Sydney: A new visual system will tweak pilotless aircraft`s ability to navigate even more accurately by imitating how insects do it.
"UAVs (pilotless aircraft) are used in crop dusting, bushfire monitoring, tracking algal blooms or crop growth and infrastructure inspection as well as defence roles," says Richard Moore, researcher at the Vision Centre and the Queensland Brain Institute.
"Some of these tasks require the aircraft to fly close to the ground and amongst obstacles, so it is crucial that the aircraft knows its heading direction and roll and pitch angles accurately," adds Moore, according to a Queensland institute statement.

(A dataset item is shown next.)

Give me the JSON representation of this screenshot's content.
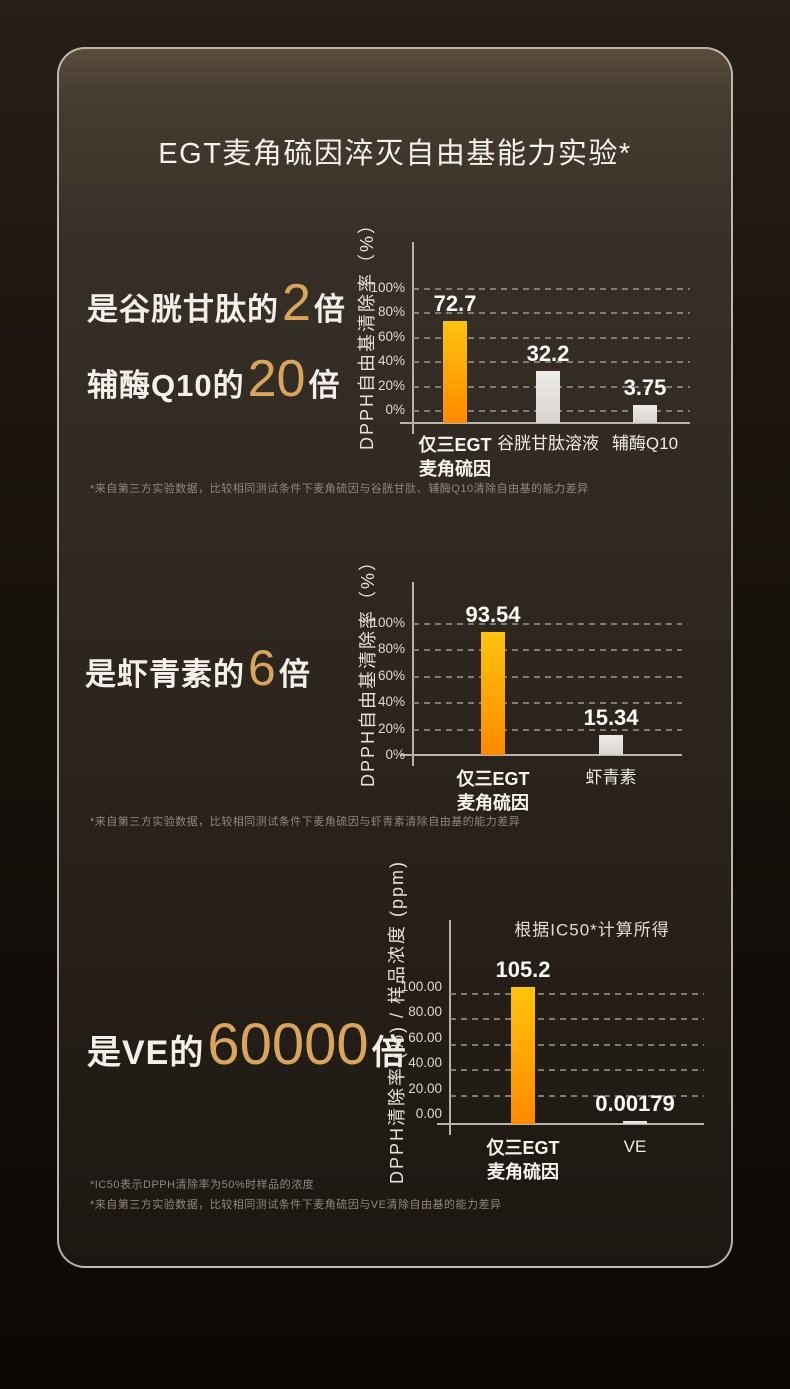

But all of them suffer from problems such as noise-induced drift, and can be adversely affected by the motions of the aircraft or materials in the environment surrounding the sensors, he explains.
"This means that UAVs can`t perform significant manoeuvres without losing their sense of direction for a while," Moore points out.
Accordingly, researchers have designed a vision-based system that provides aircraft with the same advantage that insects have - a fixed image of the sky and the horizon.
"If you watch a flying insect, you will see that their heads are upright when they turn their bodies," Moore says. "Keeping their heads still allows them to have a stabilised image of the horizon and the sky which is crucial in determining their heading."
"With the new system, we only have to tell the aircraft that it`s in the upright position when it starts flying. It will then use that as a starting point to work out which is sky and which is ground, and train itself to recognise the differences.
"The ability to estimate the precise roll and pitch angles and the heading direction instantaneously is crucial for UAVs, as small errors can lead to misalignments and crashes," he adds.